Pour s’approvisionner en sticker, les entreprises doivent disposer d’un numéro IFU car, les contribuables ou leurs mandataires devront se présenter aux différents points de vente munis d’une copie de leur certificat d’immatriculation à l’IFU, d’un mandat et d’une pièce d’identité valide. En outre, pour acheter un feuillet de sticker, il faut être un contribuable actif. Ne pourront donc pas s’approvisionner en stickers les contribuables en cessation d’activités, ceux qui sont introuvables ou inactifs.

Factures et documents à sécuriser par un sticker

Nous avons :
-  les factures définitives (originales) les copies et duplicata ne portent que les références du sticker figurant sur la facture originale ;
-  les factures d’avoir émises dans le cadre de ventes annulées ayant déjà donné lieu à la remise d’une facture aux clients ou pour corriger des factures déjà émises.

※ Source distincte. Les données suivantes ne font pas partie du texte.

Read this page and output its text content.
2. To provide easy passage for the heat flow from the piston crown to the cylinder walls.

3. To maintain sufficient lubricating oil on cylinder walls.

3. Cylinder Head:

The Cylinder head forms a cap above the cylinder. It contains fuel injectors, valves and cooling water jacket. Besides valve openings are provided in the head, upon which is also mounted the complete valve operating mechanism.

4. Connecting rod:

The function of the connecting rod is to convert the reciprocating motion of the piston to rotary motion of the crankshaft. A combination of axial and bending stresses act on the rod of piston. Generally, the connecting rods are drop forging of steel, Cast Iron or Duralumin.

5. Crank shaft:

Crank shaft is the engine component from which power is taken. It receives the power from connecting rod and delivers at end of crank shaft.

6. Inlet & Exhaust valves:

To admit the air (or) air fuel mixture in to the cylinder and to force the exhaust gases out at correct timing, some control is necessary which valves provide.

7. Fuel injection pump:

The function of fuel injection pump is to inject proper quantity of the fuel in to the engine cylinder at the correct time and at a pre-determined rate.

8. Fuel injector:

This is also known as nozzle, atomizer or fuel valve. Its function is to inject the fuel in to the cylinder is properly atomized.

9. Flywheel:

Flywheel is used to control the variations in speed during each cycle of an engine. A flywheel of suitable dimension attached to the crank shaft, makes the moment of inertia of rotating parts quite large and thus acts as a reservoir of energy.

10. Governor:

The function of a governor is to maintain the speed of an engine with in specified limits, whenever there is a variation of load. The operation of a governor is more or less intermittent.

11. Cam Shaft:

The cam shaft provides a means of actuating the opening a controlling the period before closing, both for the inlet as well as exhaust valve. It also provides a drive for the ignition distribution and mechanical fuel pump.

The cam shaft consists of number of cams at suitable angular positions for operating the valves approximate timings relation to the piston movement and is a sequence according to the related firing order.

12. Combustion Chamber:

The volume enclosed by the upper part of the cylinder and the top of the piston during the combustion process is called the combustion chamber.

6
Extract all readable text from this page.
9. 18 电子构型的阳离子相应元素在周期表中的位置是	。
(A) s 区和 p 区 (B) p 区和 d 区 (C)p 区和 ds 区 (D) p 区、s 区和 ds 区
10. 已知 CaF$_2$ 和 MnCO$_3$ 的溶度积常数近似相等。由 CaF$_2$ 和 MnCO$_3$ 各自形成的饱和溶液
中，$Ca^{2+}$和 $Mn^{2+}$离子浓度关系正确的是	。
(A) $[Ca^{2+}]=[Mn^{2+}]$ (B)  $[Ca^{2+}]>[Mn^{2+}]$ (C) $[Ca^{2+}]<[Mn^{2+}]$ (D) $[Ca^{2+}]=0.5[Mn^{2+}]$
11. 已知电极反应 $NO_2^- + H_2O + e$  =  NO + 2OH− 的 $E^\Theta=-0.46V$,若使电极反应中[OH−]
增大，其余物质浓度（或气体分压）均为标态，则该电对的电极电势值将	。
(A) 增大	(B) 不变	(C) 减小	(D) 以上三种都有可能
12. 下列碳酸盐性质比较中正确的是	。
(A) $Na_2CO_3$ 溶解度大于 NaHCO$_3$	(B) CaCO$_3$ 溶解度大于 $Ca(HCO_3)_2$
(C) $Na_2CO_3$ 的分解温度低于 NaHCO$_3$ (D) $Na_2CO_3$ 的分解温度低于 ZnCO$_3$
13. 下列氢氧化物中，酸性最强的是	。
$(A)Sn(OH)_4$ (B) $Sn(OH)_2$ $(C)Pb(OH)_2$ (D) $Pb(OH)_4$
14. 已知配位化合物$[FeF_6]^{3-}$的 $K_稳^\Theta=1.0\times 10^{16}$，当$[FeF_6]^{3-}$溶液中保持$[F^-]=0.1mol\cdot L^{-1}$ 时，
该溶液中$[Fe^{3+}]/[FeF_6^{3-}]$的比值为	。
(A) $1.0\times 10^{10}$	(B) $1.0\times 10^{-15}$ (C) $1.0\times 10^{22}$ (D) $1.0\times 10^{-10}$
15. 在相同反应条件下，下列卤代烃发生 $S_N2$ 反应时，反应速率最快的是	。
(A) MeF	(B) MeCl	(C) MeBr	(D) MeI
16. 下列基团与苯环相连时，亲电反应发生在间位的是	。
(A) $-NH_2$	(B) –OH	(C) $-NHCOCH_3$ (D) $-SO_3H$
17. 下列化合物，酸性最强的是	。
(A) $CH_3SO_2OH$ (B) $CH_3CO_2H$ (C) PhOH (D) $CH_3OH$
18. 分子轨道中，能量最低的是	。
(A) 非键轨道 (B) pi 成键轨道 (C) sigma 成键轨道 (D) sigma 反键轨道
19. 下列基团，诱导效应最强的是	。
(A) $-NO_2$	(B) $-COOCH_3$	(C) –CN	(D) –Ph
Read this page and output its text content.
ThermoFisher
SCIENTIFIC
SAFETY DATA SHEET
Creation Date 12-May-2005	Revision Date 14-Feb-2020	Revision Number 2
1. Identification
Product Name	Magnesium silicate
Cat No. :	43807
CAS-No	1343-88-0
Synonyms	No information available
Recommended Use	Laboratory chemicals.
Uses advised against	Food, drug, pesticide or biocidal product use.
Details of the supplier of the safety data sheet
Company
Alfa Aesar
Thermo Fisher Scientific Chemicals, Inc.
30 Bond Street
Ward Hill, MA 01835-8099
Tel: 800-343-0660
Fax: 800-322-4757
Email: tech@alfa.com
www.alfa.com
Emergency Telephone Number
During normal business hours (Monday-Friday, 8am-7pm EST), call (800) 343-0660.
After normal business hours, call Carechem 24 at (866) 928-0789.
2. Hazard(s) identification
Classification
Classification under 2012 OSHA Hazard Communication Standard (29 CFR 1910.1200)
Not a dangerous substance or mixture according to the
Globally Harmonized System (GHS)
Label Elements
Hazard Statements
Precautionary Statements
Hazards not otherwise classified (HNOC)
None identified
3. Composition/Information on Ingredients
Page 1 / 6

La facture d’avoir doit rappeler les références de la facture initiale ;
-  les notes de débits qui font état d’une dette de l’acheteur vis-à-vis du vendeur. Elles consistent à réclamer le paiement d’une somme supplémentaire. La note de débit peut être considérée comme une facture complémentaire (refacturation de frais ou en cas de débours) ;
-  les notes de crédits à travers lesquelles le vendeur informe son client d’une ristourne sur le montant d’une facture (marchandise reçue non conforme à la commande) ;
-  les bordereaux de réception utilisés par les contribuables du RNI pour justifier les achats bord champ effectués auprès d’agriculteurs ne pouvant émettre des factures aux normes ;
-  les bordereaux de livraison utilisés pour approvisionner les succursales ;
-  et les facturations internes qui ont une incidence sur les charges ou sur les produits de l’entreprise.

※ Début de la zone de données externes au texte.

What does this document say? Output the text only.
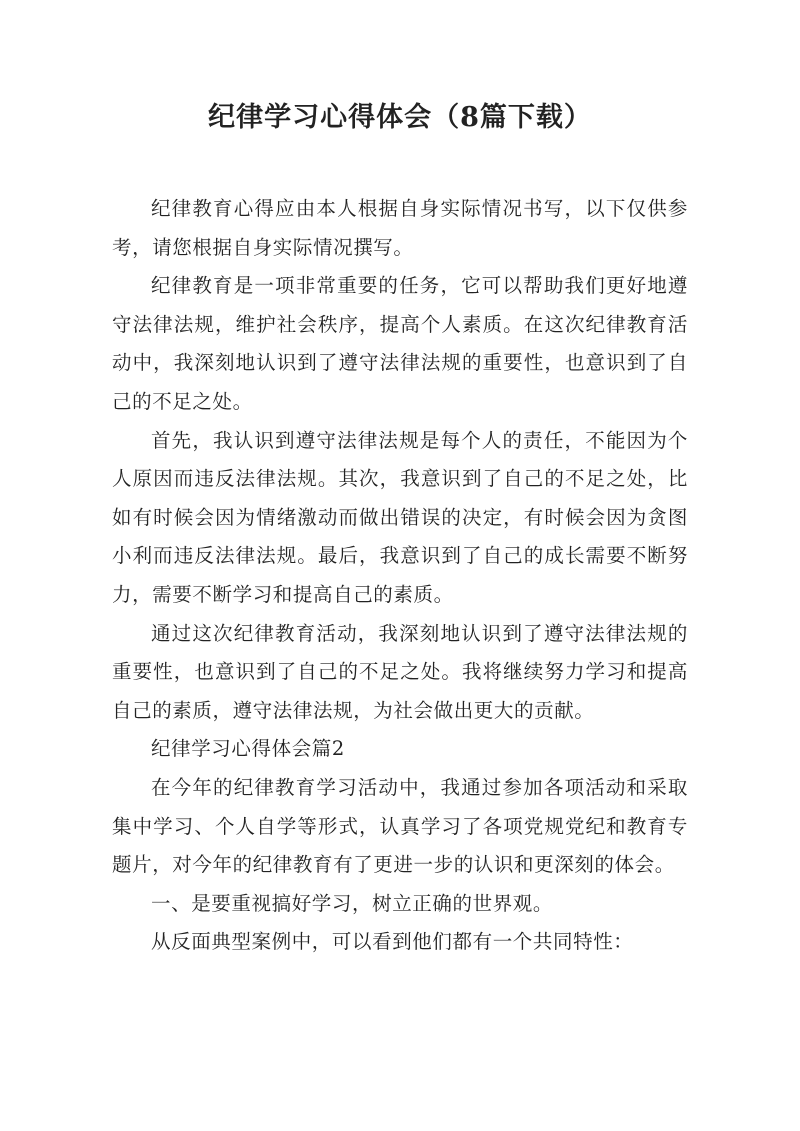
纪律学习心得体会（8篇下载）

纪律教育心得应由本人根据自身实际情况书写，以下仅供参考，请您根据自身实际情况撰写。

纪律教育是一项非常重要的任务，它可以帮助我们更好地遵守法律法规，维护社会秩序，提高个人素质。在这次纪律教育活动中，我深刻地认识到了遵守法律法规的重要性，也意识到了自己的不足之处。

首先，我认识到遵守法律法规是每个人的责任，不能因为个人原因而违反法律法规。其次，我意识到了自己的不足之处，比如有时候会因为情绪激动而做出错误的决定，有时候会因为贪图小利而违反法律法规。最后，我意识到了自己的成长需要不断努力，需要不断学习和提高自己的素质。

通过这次纪律教育活动，我深刻地认识到了遵守法律法规的重要性，也意识到了自己的不足之处。我将继续努力学习和提高自己的素质，遵守法律法规，为社会做出更大的贡献。

纪律学习心得体会篇2

在今年的纪律教育学习活动中，我通过参加各项活动和采取集中学习、个人自学等形式，认真学习了各项党规党纪和教育专题片，对今年的纪律教育有了更进一步的认识和更深刻的体会。

一、是要重视搞好学习，树立正确的世界观。

从反面典型案例中，可以看到他们都有一个共同特性：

Démarche à suivre en cas d’annulation de facture ou de vente

Si la facture annulée n’a pas encore été remise au client, tous les volets de la facture doivent être conservés dans l’entreprise avec la mention « annulé ».
Par contre, si la facture a été déjà remise au client et la vente est annulée, l’entreprise doit émettre une facture d’avoir sécurisée par un sticker. La facture d’avoir doit obligatoirement rappeler les références de la facture initiale.

Contrôle de l’authenticité et la validité des stickers

Les entreprises et les consommateurs pourront contrôler l’authenticité et la validité des stickers par quatre moyens :
-  le contrôle visuel ;
-  le contrôle par lampe UV ;
-  le site web de la DGI (http://www.impots.gov.bf/) : une fenêtre de recherche permettra de procéder aux vérifications à partir du numéro du sticker ;
-  lecteur de QR CODE : les entreprises et consommateurs disposant d’un Smartphone équipé d’une caméra d’au moins 4 pixel pourront télécharger un lecteur de QR CODE sur leur téléphone depuis playstore. La vérification se fait par une simple capture de l’image du sticker.

Sanctions applicables

Les moyennes et grandes entreprises qui viendraient à ne pas émettent des factures normalisées s’exposent aux sanctions suivantes :
-  application d’une amende de100 000 Francs CFA par facture non conforme émise ;
-  rejet du droit à déduction de la TVA figurant sur une facture non conforme ;
-  rejet de la déduction de la charge dans le cadre de la détermination du bénéfice imposable ;
-  application d’une amende égale au montant des droits dus en cas de défaut d’établissement des factures, d’omission de la facturation séparée de la TVA et d’irrégularités dans le libellé des factures.